El último apartado es una coda, un recuento, una muestra de autoconocimiento, una crítica, un manifiesto de amor, y, especialmente, una rendición de cuentas que se sublima en el perdón. Los siete poemas que lo conforman son brevísimos relámpagos, latigazos de luz que sacuden y confortan al lector.

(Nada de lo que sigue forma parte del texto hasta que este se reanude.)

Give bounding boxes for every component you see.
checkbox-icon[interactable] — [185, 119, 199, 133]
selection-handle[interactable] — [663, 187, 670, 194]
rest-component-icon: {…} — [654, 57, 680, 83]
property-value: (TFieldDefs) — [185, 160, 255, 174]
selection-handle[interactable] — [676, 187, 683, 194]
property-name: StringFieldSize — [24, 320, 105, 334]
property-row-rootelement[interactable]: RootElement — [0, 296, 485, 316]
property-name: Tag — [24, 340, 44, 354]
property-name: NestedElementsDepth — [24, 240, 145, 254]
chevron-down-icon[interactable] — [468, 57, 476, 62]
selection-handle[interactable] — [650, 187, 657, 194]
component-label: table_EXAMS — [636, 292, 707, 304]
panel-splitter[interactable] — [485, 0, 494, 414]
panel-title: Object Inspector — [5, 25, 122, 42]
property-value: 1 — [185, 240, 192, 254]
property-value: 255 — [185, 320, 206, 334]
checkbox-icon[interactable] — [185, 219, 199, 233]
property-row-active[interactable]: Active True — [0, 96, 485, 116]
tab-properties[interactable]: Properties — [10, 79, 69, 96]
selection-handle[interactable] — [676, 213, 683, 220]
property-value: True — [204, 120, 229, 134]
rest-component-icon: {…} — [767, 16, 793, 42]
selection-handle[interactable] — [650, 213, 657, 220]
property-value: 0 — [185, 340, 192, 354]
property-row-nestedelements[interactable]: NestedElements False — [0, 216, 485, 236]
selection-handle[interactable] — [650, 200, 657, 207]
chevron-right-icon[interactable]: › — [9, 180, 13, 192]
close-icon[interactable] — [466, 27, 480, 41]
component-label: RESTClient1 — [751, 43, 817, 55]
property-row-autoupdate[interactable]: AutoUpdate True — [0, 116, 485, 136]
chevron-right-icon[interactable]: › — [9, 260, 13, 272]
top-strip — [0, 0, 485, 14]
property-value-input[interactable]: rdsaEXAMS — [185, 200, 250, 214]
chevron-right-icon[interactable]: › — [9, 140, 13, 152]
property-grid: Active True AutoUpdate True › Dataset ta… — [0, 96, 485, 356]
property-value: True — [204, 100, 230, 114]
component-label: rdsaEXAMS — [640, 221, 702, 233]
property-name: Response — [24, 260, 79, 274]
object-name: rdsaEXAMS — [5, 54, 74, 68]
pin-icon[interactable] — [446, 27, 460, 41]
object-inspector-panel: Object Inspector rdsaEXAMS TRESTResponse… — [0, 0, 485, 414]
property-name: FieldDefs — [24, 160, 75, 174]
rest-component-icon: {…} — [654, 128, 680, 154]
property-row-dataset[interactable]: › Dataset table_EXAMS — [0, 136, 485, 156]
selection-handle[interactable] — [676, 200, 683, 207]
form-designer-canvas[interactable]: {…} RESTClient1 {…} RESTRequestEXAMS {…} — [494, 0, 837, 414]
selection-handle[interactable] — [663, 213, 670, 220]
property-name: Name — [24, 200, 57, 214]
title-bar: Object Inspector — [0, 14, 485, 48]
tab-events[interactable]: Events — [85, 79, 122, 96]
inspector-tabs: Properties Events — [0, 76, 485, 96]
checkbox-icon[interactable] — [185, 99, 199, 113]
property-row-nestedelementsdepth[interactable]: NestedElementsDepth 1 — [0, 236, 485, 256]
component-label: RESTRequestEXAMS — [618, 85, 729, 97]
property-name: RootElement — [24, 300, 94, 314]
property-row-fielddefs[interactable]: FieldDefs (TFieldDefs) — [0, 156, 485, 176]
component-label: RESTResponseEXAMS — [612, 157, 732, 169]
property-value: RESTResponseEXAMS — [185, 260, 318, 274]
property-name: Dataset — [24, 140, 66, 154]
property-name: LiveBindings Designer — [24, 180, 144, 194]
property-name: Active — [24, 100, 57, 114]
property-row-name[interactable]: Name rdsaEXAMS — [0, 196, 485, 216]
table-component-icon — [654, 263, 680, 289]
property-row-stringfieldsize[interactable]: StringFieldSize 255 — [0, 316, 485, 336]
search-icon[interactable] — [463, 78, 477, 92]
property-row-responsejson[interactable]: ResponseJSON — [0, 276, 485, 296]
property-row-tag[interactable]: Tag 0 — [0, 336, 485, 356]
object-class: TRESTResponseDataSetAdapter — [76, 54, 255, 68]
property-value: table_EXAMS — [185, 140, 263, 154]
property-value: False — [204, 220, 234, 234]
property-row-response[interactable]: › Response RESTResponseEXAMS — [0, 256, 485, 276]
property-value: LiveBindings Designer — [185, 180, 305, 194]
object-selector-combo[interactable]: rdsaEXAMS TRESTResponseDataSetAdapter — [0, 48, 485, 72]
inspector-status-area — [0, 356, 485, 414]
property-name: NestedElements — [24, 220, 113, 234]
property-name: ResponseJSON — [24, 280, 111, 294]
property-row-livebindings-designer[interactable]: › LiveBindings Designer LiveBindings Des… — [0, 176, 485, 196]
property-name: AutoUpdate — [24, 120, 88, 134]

Quiero cerrar esta participación con unas palabras que escribí hace algunos meses desde la torre de observación a la que me refiero al principio, cuando Silvia Madero me pidió escribir la cuarta de forros de su libro:
“La familia es una utopía. En ella está el origen de nuestras vidas, lo que nos abre caminos o nos agobia ante el mundo. Aceptémoslo o no, todos somos damnificados de una familia. Silvia Madero lo sabe, y junto con Fabián Casas, asume que “La familia es una enfermedad / que nos acompaña toda la vida” y que algo hay que hacer con ella para que no se pudra. La apuesta de la joven poeta ha sido escribir estos poemas contundentes, “lapidarios y sin concesiones” -así lo dijo el jurado dictaminador de la convocatoria de La maleta de Hemingway-, su apuesta es una exploración, un descenso abisal a las entrañas de la convivencia más íntima y cotidiana, a las rutas de lo que pudo haber sido y de aquello a lo que se sobrevive, a “la herida abierta del amor” y a la certeza de que el amor se conjuga siempre en presente. Madero nos abre las puertas de su Casa infantil, y nos conmueve y nos perturba a la vez, cierta condición de espejo habita estas páginas”.
Casa infantil de Silvia Madero fue beneficiado por la convocatoria de publicación La maleta de Hemingway y se suma a la lista de ganadores de dicha convocatoria relacionados con el Sur de Jalisco. Celebro este volumen como un acontecimiento, como una de esas óperas primas memorables, que ya ocupa un lugar en la historia de nuestras letras.